Incorporating these strain parameters improved the sensitivity of TTE from 33% to 54%, but specificity dropped from 96% to 71%, “failing to improve the overall diagnostic ability of this modality,” the researchers wrote.
3D imaging did not improve diagnosis
Only half of the patients had 3D images of their heart due to technical limitations such as poor image quality, limited imaging windows, or irregular heart rhythms.
“Interestingly, significant differences in 3D strain values were not observed in those with and without CS,” the team wrote. “This is most likely explained by the reduced number of feasible studies and lower reproducibility of 3D strain measurements.”
However, a screening approach that combined symptom assessment, ECG or Holter data, and the probable cardiac sarcoidosis TTE model had 90% sensitivity for cardiac sarcoidosis.
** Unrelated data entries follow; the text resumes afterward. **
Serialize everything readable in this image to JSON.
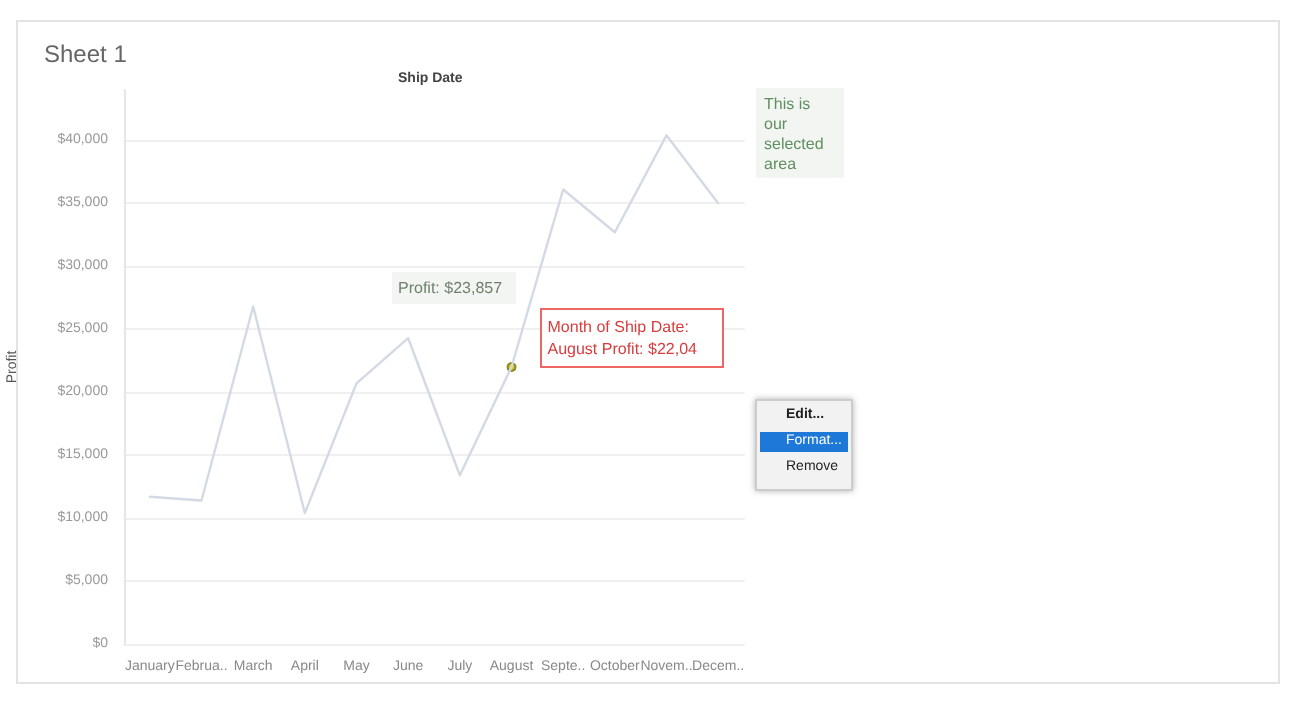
{
  "chart_data": {
    "type": "line",
    "title": "Sheet 1",
    "xlabel": "Ship Date",
    "ylabel": "Profit",
    "categories": [
      "January",
      "Februa..",
      "March",
      "April",
      "May",
      "June",
      "July",
      "August",
      "Septe..",
      "October",
      "Novem..",
      "Decem.."
    ],
    "series": [
      {
        "color": "#d3dae4",
        "values": [
          11700,
          11400,
          26800,
          10400,
          20700,
          24300,
          13400,
          22000,
          36100,
          32700,
          40400,
          35000
        ]
      }
    ],
    "ylim": [
      0,
      44000
    ],
    "yticks": [
      {
        "value": 0,
        "label": "$0"
      },
      {
        "value": 5000,
        "label": "$5,000"
      },
      {
        "value": 10000,
        "label": "$10,000"
      },
      {
        "value": 15000,
        "label": "$15,000"
      },
      {
        "value": 20000,
        "label": "$20,000"
      },
      {
        "value": 25000,
        "label": "$25,000"
      },
      {
        "value": 30000,
        "label": "$30,000"
      },
      {
        "value": 35000,
        "label": "$35,000"
      },
      {
        "value": 40000,
        "label": "$40,000"
      }
    ],
    "grid": "y",
    "marker": "none",
    "line_style": "solid",
    "annotations": [
      {
        "text": "Month of Ship Date: August Profit: $22,04",
        "x": "August",
        "y": 22000
      },
      "Profit: $23,857",
      "This is our selected area",
      "Edit...",
      "Format...",
      "Remove"
    ]
  }
}
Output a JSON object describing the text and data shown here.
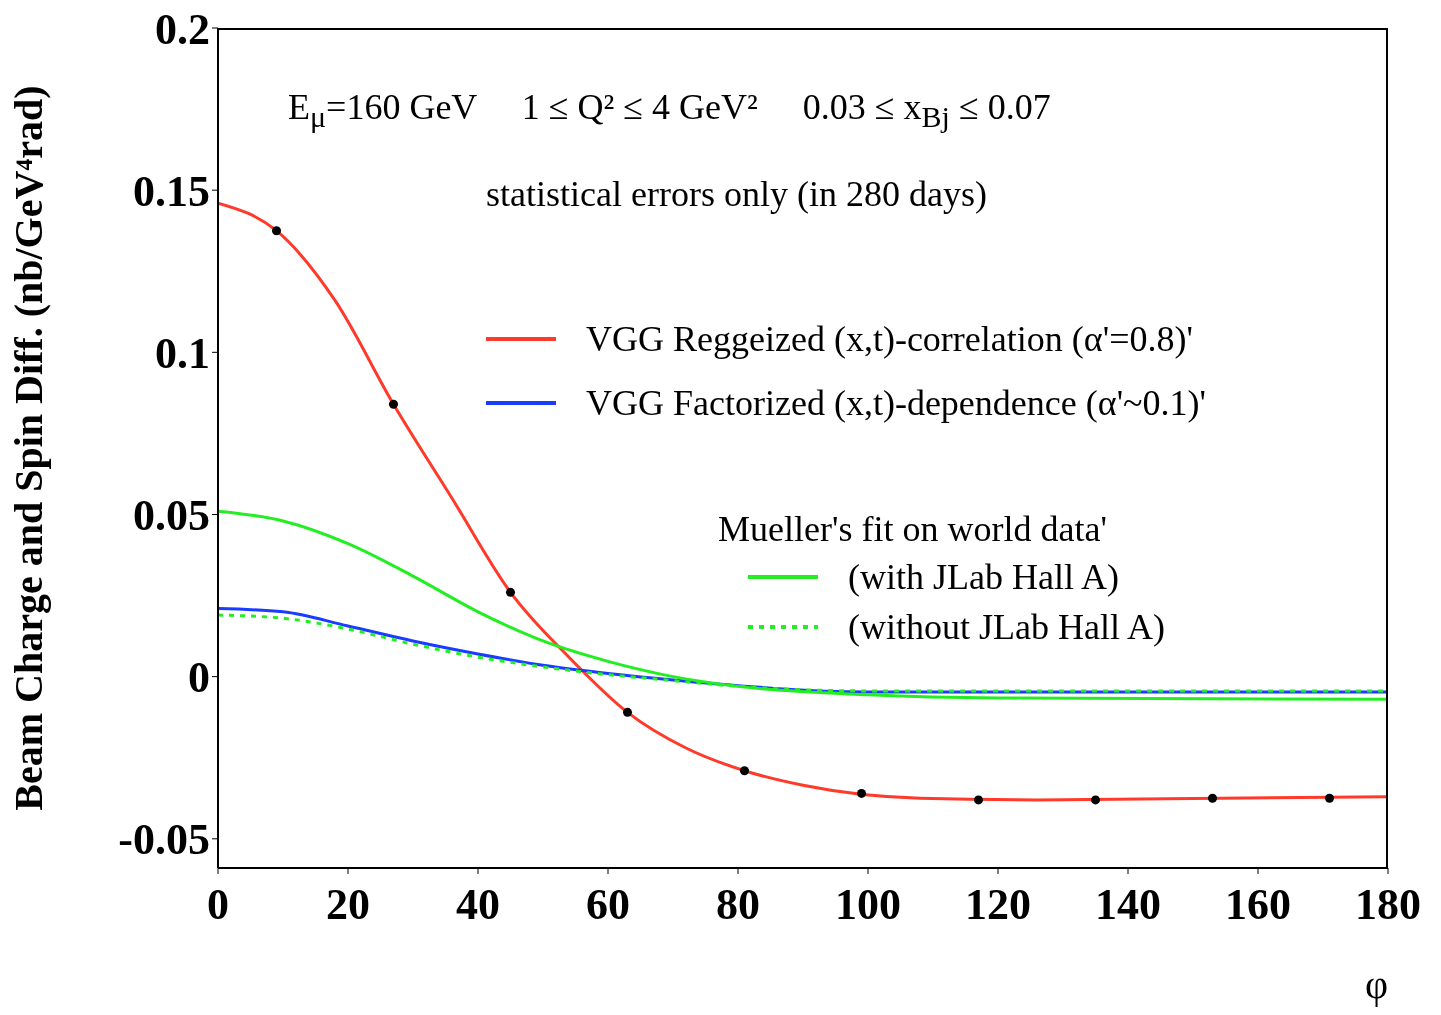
{
  "chart_data": {
    "type": "line",
    "xlabel": "φ",
    "ylabel": "Beam Charge and Spin Diff. (nb/GeV⁴rad)",
    "xlim": [
      0,
      180
    ],
    "xticks": [
      0,
      20,
      40,
      60,
      80,
      100,
      120,
      140,
      160,
      180
    ],
    "ylim": [
      -0.059,
      0.2
    ],
    "yticks": [
      -0.05,
      0,
      0.05,
      0.1,
      0.15,
      0.2
    ],
    "legend": "right",
    "annotations": [
      "E$_{μ}$=160 GeV     1 ≤ Q² ≤ 4 GeV²     0.03 ≤ x$_{Bj}$ ≤ 0.07",
      "statistical errors only (in 280 days)",
      "Mueller's fit on world data'"
    ],
    "series": [
      {
        "name": "VGG Reggeized (x,t)-correlation (α'=0.8)'",
        "color": "#ff3a2a",
        "marker": "none",
        "line_style": "solid",
        "x": [
          0,
          9,
          18,
          27,
          36,
          45,
          54,
          63,
          72,
          81,
          90,
          108,
          126,
          180
        ],
        "values": [
          0.146,
          0.1375,
          0.116,
          0.084,
          0.055,
          0.026,
          0.006,
          -0.011,
          -0.022,
          -0.029,
          -0.0335,
          -0.0375,
          -0.038,
          -0.037
        ]
      },
      {
        "name": "VGG Factorized (x,t)-dependence (α'~0.1)'",
        "color": "#1a3cff",
        "marker": "none",
        "line_style": "solid",
        "x": [
          0,
          10,
          20,
          30,
          40,
          50,
          60,
          70,
          100,
          180
        ],
        "values": [
          0.021,
          0.02,
          0.0156,
          0.011,
          0.007,
          0.0035,
          0.001,
          -0.001,
          -0.0047,
          -0.0047
        ]
      },
      {
        "name": "(with JLab Hall A)",
        "color": "#22ee22",
        "marker": "none",
        "line_style": "solid",
        "x": [
          0,
          10,
          20,
          30,
          40,
          50,
          60,
          70,
          80,
          100,
          120,
          180
        ],
        "values": [
          0.051,
          0.048,
          0.041,
          0.031,
          0.02,
          0.011,
          0.0047,
          0,
          -0.003,
          -0.0056,
          -0.0066,
          -0.007
        ]
      },
      {
        "name": "(without JLab Hall A)",
        "color": "#22ee22",
        "marker": "none",
        "line_style": "dotted",
        "x": [
          0,
          10,
          20,
          30,
          40,
          50,
          60,
          70,
          80,
          100,
          180
        ],
        "values": [
          0.019,
          0.018,
          0.0147,
          0.01,
          0.006,
          0.003,
          0.0006,
          -0.0012,
          -0.003,
          -0.0044,
          -0.0044
        ]
      },
      {
        "type": "scatter",
        "color": "#000000",
        "marker": "circle",
        "x": [
          9,
          27,
          45,
          63,
          81,
          99,
          117,
          135,
          153,
          171
        ],
        "values": [
          0.1375,
          0.084,
          0.026,
          -0.011,
          -0.029,
          -0.036,
          -0.038,
          -0.038,
          -0.0375,
          -0.0375
        ]
      }
    ]
  }
}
Among patients without symptoms, normal rhythm data and a normal TTE made cardiac sarcoidosis unlikely, but did not fully rule it out. A small proportion of patients without symptoms and with normal tests still had cardiac sarcoidosis, showing that no single test can identify all true cases. In this cohort, heart MRI had the highest sensitivity, at 99%.
While patients came from a single center specialized in sarcoidosis, where more cardiac sarcoidosis diagnoses may be expected, this study suggests that TTE is “a useful screening tool” that can help identify patients with suspected cardiac sarcoidosis “who may benefit from further detailed imaging,” the researchers concluded.